Having been initially trialled at Zandvoort, its first major implementation came at the Dubai 24 Hour in the early-2010s. Creventic, the operator of the Dubai 24 Hour, has since adopted the procedure for all events in its 24H Series competition. The Code 60 practice was also adopted on the Nürburgring for its NLS and 24-hour events as the track is too long for safety cars to be effective. In 2016, Motorsport UK adopted the procedure for domestic club racing.

Code 60 procedure is considered advantageous because they maintain the race order without affecting gaps between the cars, whilst also keeping competitors and marshals safe; however, Code 60s can also be viewed as detracting from the entertainment value of races, given safety car periods bunch competitors together and encourage close racing on restarts.

===In operation===
At the Nürburgring, a slow zone is implemented as follows:
- Two marshals' posts before an incident, a single yellow flag will be waved to caution drivers of an approaching hazard.

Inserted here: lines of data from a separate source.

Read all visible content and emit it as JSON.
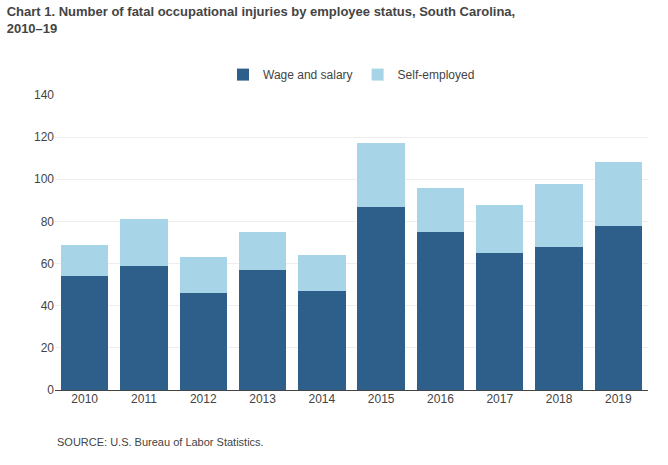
{
  "chart_data": {
    "type": "bar",
    "stacked": true,
    "title": "Chart 1. Number of fatal occupational injuries by employee status, South Carolina,\n2010–19",
    "annotations": [
      "SOURCE: U.S. Bureau of Labor Statistics."
    ],
    "categories": [
      "2010",
      "2011",
      "2012",
      "2013",
      "2014",
      "2015",
      "2016",
      "2017",
      "2018",
      "2019"
    ],
    "series": [
      {
        "name": "Wage and salary",
        "color": "#2E5F8A",
        "values": [
          54,
          59,
          46,
          57,
          47,
          87,
          75,
          65,
          68,
          78
        ]
      },
      {
        "name": "Self-employed",
        "color": "#A8D4E8",
        "values": [
          15,
          22,
          17,
          18,
          17,
          30,
          21,
          23,
          30,
          30
        ]
      }
    ],
    "ylim": [
      0,
      140
    ],
    "yticks": [
      0,
      20,
      40,
      60,
      80,
      100,
      120,
      140
    ],
    "grid": true,
    "legend": "top"
  }
}
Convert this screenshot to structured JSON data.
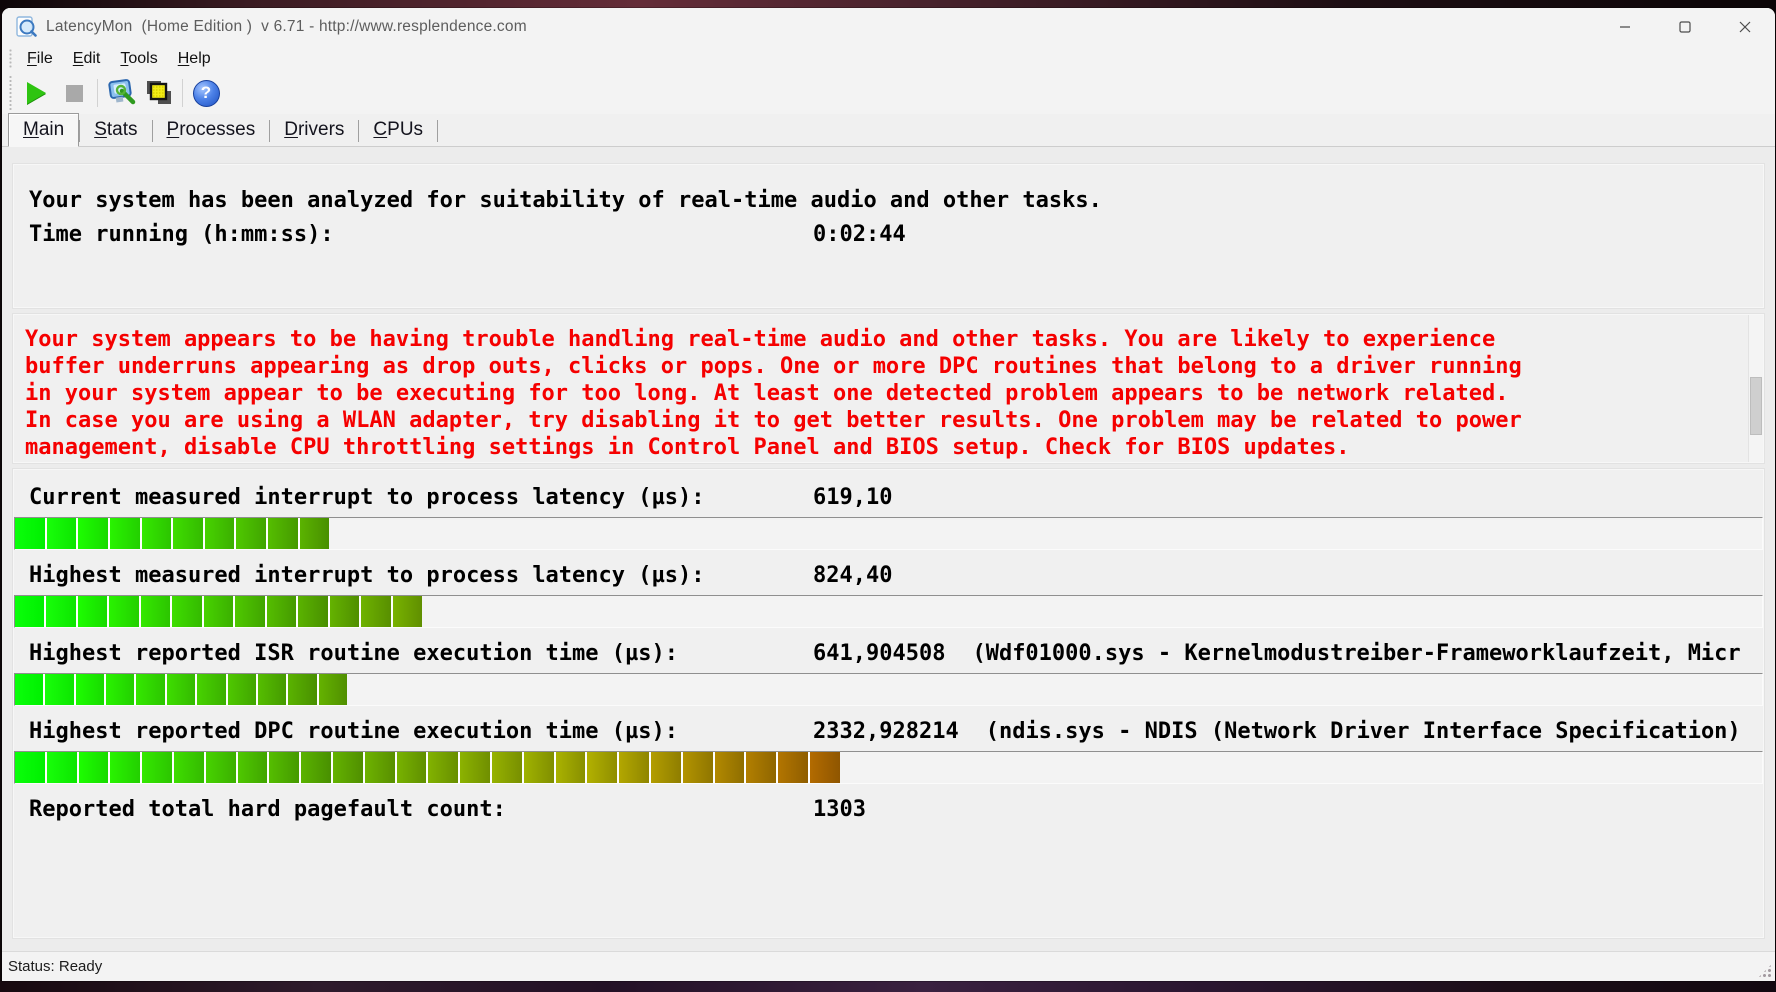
{
  "window": {
    "title": "LatencyMon  (Home Edition )  v 6.71 - http://www.resplendence.com"
  },
  "menu": {
    "items": [
      "File",
      "Edit",
      "Tools",
      "Help"
    ]
  },
  "toolbar": {
    "icons": [
      "start-icon",
      "stop-icon",
      "options-monitor-icon",
      "copy-report-icon",
      "help-icon"
    ],
    "help_glyph": "?"
  },
  "tabs": {
    "items": [
      "Main",
      "Stats",
      "Processes",
      "Drivers",
      "CPUs"
    ],
    "selected": "Main"
  },
  "report": {
    "headline": "Your system has been analyzed for suitability of real-time audio and other tasks.",
    "time_label": "Time running (h:mm:ss):",
    "time_value": "0:02:44"
  },
  "warning": {
    "lines": [
      "Your system appears to be having trouble handling real-time audio and other tasks. You are likely to experience",
      "buffer underruns appearing as drop outs, clicks or pops. One or more DPC routines that belong to a driver running",
      "in your system appear to be executing for too long. At least one detected problem appears to be network related.",
      "In case you are using a WLAN adapter, try disabling it to get better results. One problem may be related to power",
      "management, disable CPU throttling settings in Control Panel and BIOS setup. Check for BIOS updates."
    ]
  },
  "meters": [
    {
      "label": "Current measured interrupt to process latency (µs):",
      "value": "619,10",
      "extra": "",
      "segments": 10,
      "fill_pct": 18.0
    },
    {
      "label": "Highest measured interrupt to process latency (µs):",
      "value": "824,40",
      "extra": "",
      "segments": 13,
      "fill_pct": 23.3
    },
    {
      "label": "Highest reported ISR routine execution time (µs):",
      "value": "641,904508",
      "extra": "(Wdf01000.sys - Kernelmodustreiber-Frameworklaufzeit, Micr",
      "segments": 11,
      "fill_pct": 19.0
    },
    {
      "label": "Highest reported DPC routine execution time (µs):",
      "value": "2332,928214",
      "extra": "(ndis.sys - NDIS (Network Driver Interface Specification)",
      "segments": 26,
      "fill_pct": 47.2
    }
  ],
  "pagefault": {
    "label": "Reported total hard pagefault count:",
    "value": "1303"
  },
  "status_bar": {
    "text": "Status: Ready"
  },
  "colors": {
    "warning_text": "#f50000",
    "bar_first": "#00f000",
    "bar_last": "#8b5e00",
    "play_green": "#2ec411",
    "help_blue": "#2d62d6"
  },
  "bar_ramp": {
    "hue_start": 120,
    "hue_step": 3.36,
    "light_start": 47,
    "light_step": 2.1,
    "light_min": 28
  }
}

- At the intermediary marshals' post, double-waved yellow flags will be displayed. This requires drivers to slow to 120kph and prepares them to negotiate the incident site.
- At the marshals' post affected by the incident, a single yellow flag will be displayed alongside the pink Code 60 board. Drivers must slow to 60kph and maintain that speed through all the marshals' posts that are affected by the incident.
- At the first marshals' post clear of the incident, a green flag will be shown and drivers can return to racing speed.